After the church was left without a priest in August of 2015, the congregation at St. Stephen’s Episcopal Church felt it was fitting for Sharon Patterson to become their new priest.
“I was previously a teacher and had three more years until my retirement age of 55, and I jumped early, retired at the end of that year and went into ministry study full time,” said Patterson, who’s been a member at St. Stephen for the past 12 years. “Three years later in December of 2018, I was ordained as a priest and St. Stephens is my church.”
Patterson said when she was interviewing for deacon school, she said her relationship with God was a “tug-of-war” in her wanting to go in her own direction, and him pulling her in his direction, then seeing everything fit well together.
She added the one struggle she had in getting the specialized education was taking the classes and still keeping up with everything else in her life such as her job, family and the church itself.
“It was quite arduous because I was working for the church, even though I was retired from teaching, I was working full time, going to school full time and trying to balance all of that,” said Patterson. “We didn’t have a priest, so there wasn’t anyone running things at the church. Vestry and I worked together to keep things moving here.”
The support she received from the clergy helped her learn along the way and allowed for the church operations to continue.
In her time as a priest, Patterson hopes to continue the church’s mission of being open and welcoming to people from “all walks of life,” especially with the church’s opening prayer being “let this be an affirming place of love.”

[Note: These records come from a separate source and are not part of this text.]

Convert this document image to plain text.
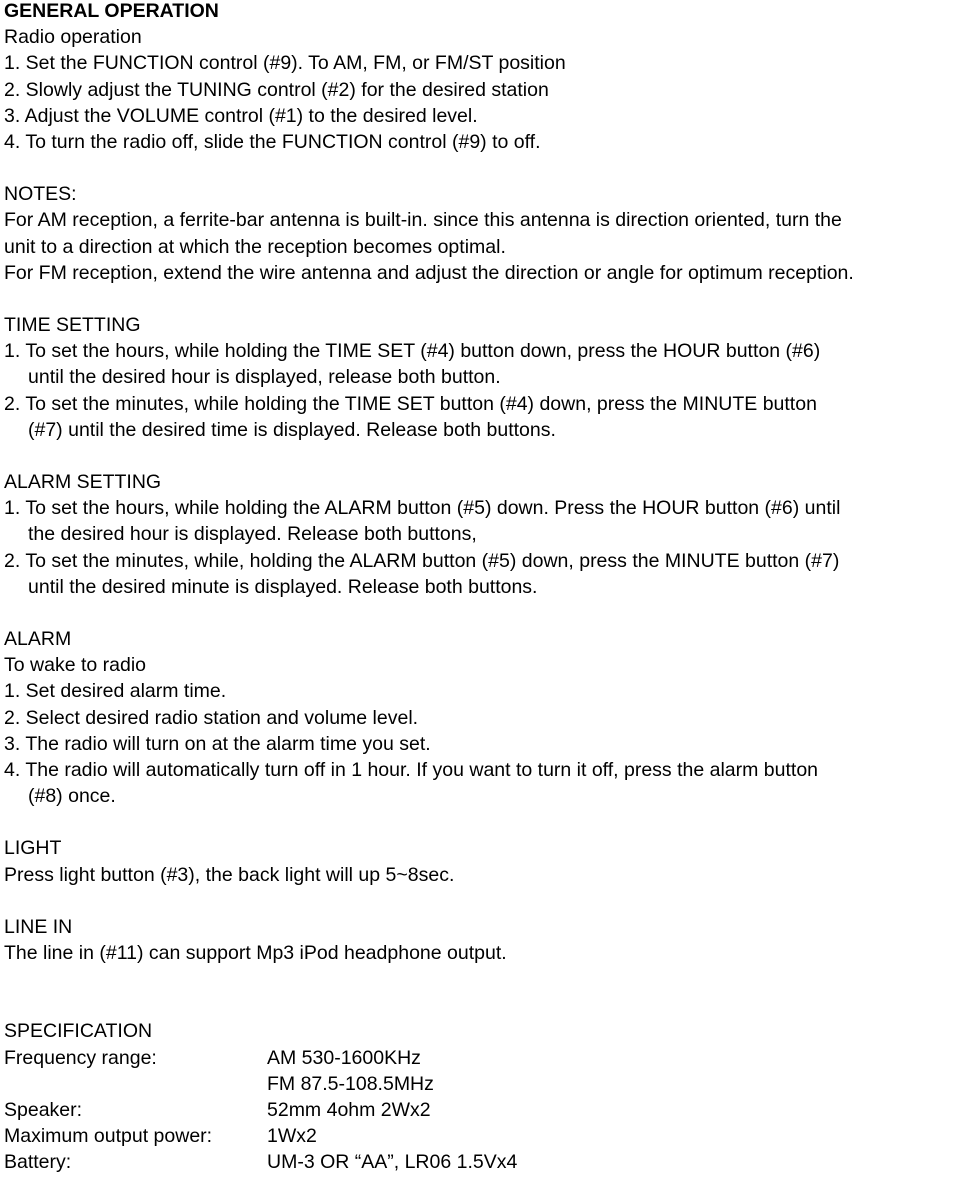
GENERAL OPERATION

Radio operation

1. Set the FUNCTION control (#9). To AM, FM, or FM/ST position

2. Slowly adjust the TUNING control (#2) for the desired station

3. Adjust the VOLUME control (#1) to the desired level.

4. To turn the radio off, slide the FUNCTION control (#9) to off.

NOTES:

For AM reception, a ferrite-bar antenna is built-in. since this antenna is direction oriented, turn the

unit to a direction at which the reception becomes optimal.

For FM reception, extend the wire antenna and adjust the direction or angle for optimum reception.

TIME SETTING

1. To set the hours, while holding the TIME SET (#4) button down, press the HOUR button (#6)
until the desired hour is displayed, release both button.
2. To set the minutes, while holding the TIME SET button (#4) down, press the MINUTE button
(#7) until the desired time is displayed. Release both buttons.

ALARM SETTING

1. To set the hours, while holding the ALARM button (#5) down. Press the HOUR button (#6) until
the desired hour is displayed. Release both buttons,
2. To set the minutes, while, holding the ALARM button (#5) down, press the MINUTE button (#7)
until the desired minute is displayed. Release both buttons.

ALARM

To wake to radio

1. Set desired alarm time.

2. Select desired radio station and volume level.

3. The radio will turn on at the alarm time you set.

4. The radio will automatically turn off in 1 hour. If you want to turn it off, press the alarm button
(#8) once.

LIGHT

Press light button (#3), the back light will up 5~8sec.

LINE IN

The line in (#11) can support Mp3 iPod headphone output.

SPECIFICATION

Frequency range:	AM 530-1600KHz
FM 87.5-108.5MHz
Speaker:	52mm 4ohm 2Wx2
Maximum output power:	1Wx2
Battery:	UM-3 OR “AA”, LR06 1.5Vx4
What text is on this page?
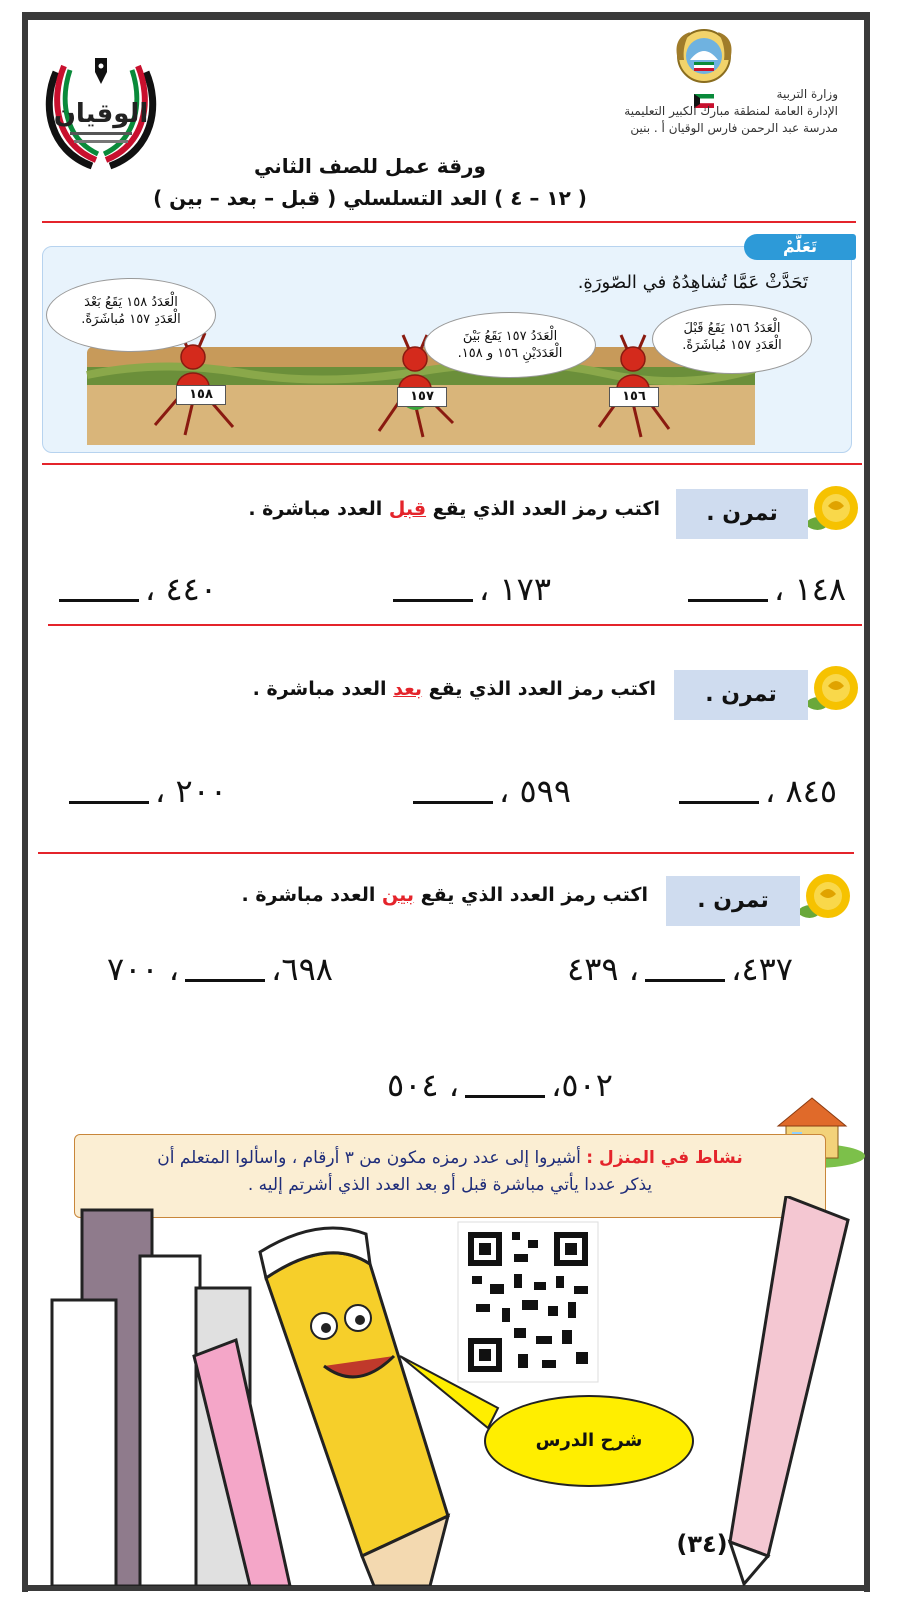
الوقيان
وزارة التربية
الإدارة العامة لمنطقة مبارك الكبير التعليمية
مدرسة عبد الرحمن فارس الوقيان أ . بنين
ورقة عمل للصف الثاني
( ١٢ – ٤ ) العد التسلسلي ( قبل – بعد – بين )
١٥٨	١٥٧	١٥٦
تَعَلَّمْ
تَحَدَّثْ عَمَّا تُشاهِدُهُ في الصّورَةِ.
الْعَدَدُ ١٥٨ يَقَعُ بَعْدَ
الْعَدَدِ ١٥٧ مُباشَرَةً.
الْعَدَدُ ١٥٧ يَقَعُ بَيْنَ
الْعَدَدَيْنِ ١٥٦ و ١٥٨.
الْعَدَدُ ١٥٦ يَقَعُ قَبْلَ
الْعَدَدِ ١٥٧ مُباشَرَةً.
تمرن .
اكتب رمز العدد الذي يقع قبل العدد مباشرة .
١٤٨ ،
١٧٣ ،
٤٤٠ ،
تمرن .
اكتب رمز العدد الذي يقع بعد العدد مباشرة .
٨٤٥ ،
٥٩٩ ،
٢٠٠ ،
تمرن .
اكتب رمز العدد الذي يقع بين العدد مباشرة .
٤٣٧،، ٤٣٩
٦٩٨،، ٧٠٠
٥٠٢،، ٥٠٤
نشاط في المنزل : أشيروا إلى عدد رمزه مكون من ٣ أرقام ، واسألوا المتعلم أن
يذكر عددا يأتي مباشرة قبل أو بعد العدد الذي أشرتم إليه .
شرح الدرس
(٣٤)
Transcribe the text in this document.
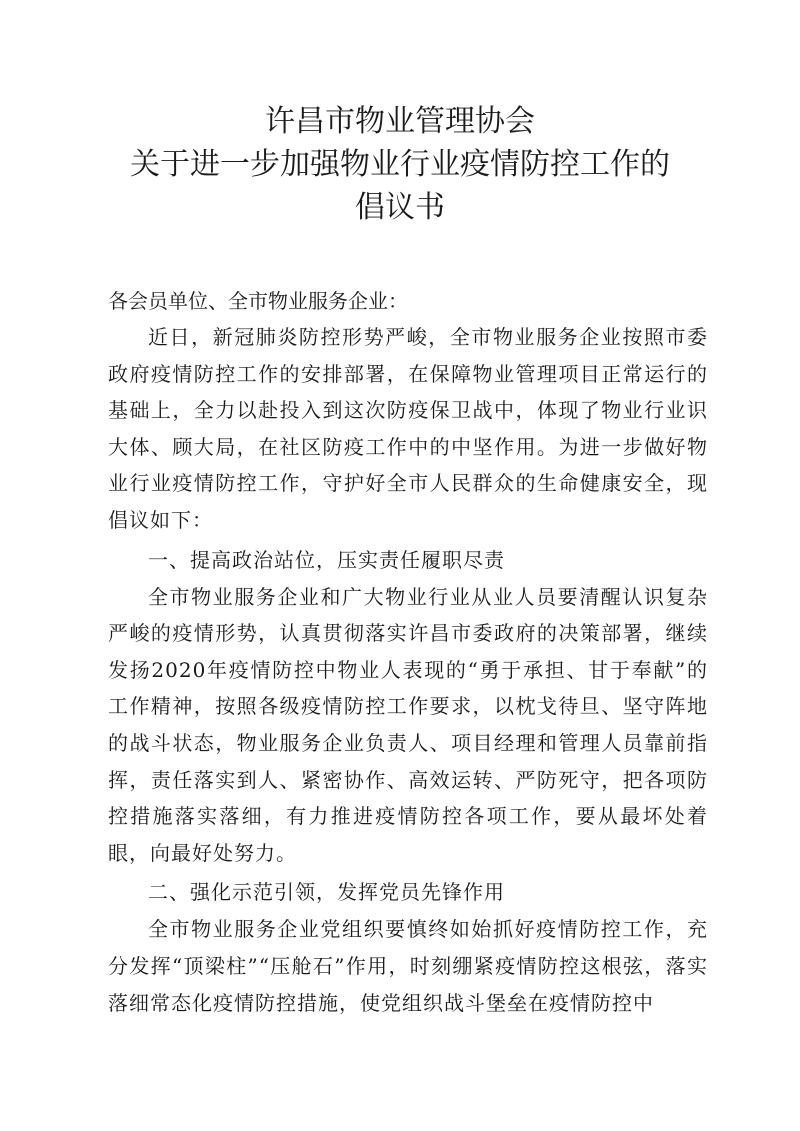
许昌市物业管理协会
关于进一步加强物业行业疫情防控工作的
倡议书
各会员单位、全市物业服务企业：

近日，新冠肺炎防控形势严峻，全市物业服务企业按照市委政府疫情防控工作的安排部署，在保障物业管理项目正常运行的基础上，全力以赴投入到这次防疫保卫战中，体现了物业行业识大体、顾大局，在社区防疫工作中的中坚作用。为进一步做好物业行业疫情防控工作，守护好全市人民群众的生命健康安全，现倡议如下：

一、提高政治站位，压实责任履职尽责

全市物业服务企业和广大物业行业从业人员要清醒认识复杂严峻的疫情形势，认真贯彻落实许昌市委政府的决策部署，继续发扬2020年疫情防控中物业人表现的“勇于承担、甘于奉献”的工作精神，按照各级疫情防控工作要求，以枕戈待旦、坚守阵地的战斗状态，物业服务企业负责人、项目经理和管理人员靠前指挥，责任落实到人、紧密协作、高效运转、严防死守，把各项防控措施落实落细，有力推进疫情防控各项工作，要从最坏处着眼，向最好处努力。

二、强化示范引领，发挥党员先锋作用

全市物业服务企业党组织要慎终如始抓好疫情防控工作，充分发挥“顶梁柱”“压舱石”作用，时刻绷紧疫情防控这根弦，落实落细常态化疫情防控措施，使党组织战斗堡垒在疫情防控中
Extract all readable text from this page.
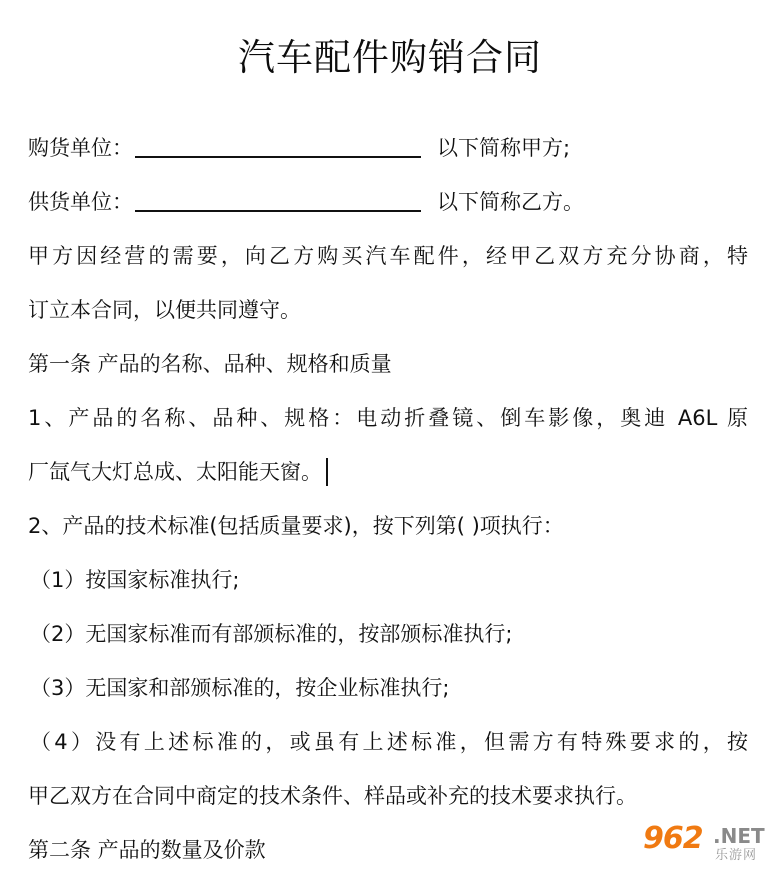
汽车配件购销合同
购货单位：	以下简称甲方;
供货单位：	以下简称乙方。
甲方因经营的需要，向乙方购买汽车配件，经甲乙双方充分协商，特
订立本合同，以便共同遵守。
第一条 产品的名称、品种、规格和质量
1、产品的名称、品种、规格：电动折叠镜、倒车影像，奥迪 A6L 原
厂氙气大灯总成、太阳能天窗。
2、产品的技术标准(包括质量要求)，按下列第( )项执行：
（1）按国家标准执行;
（2）无国家标准而有部颁标准的，按部颁标准执行;
（3）无国家和部颁标准的，按企业标准执行;
（4）没有上述标准的，或虽有上述标准，但需方有特殊要求的，按
甲乙双方在合同中商定的技术条件、样品或补充的技术要求执行。
第二条 产品的数量及价款	962 .NET
乐游网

“I happen to be from the LGBTQ+ community, and half of our vestry is also from that community, and I think there’s a population that needs to be affirmed, and this church is willing to do that,” she said. “That’s who we are.”
She added the church “feels the pain” of how much some rulings from other churches may affect those within the LGBTQ+ community, and she wants to bring that idea to the larger Mullica Hill community.
“This is a place of rest for those who want to get away from the stressors of the world, no matter what those stressors are for them,” she said.
While the church is open and progressive, Patterson said, they don’t put it at the forefront of teachings, but instead they embrace people for who they are and that they’re “walking together in God’s love, bringing God’s love to the people.”
Patterson said she wants to continue with the church’s mission of accepting people “whether you’re angry, sad or happy” and to be who they are and hear the church’s gospel.
“Episcopalians are questioners,” she said. “We live on questions, and part of it that’s hard for some people to understand is that it’s OK to question and we find those answers together.”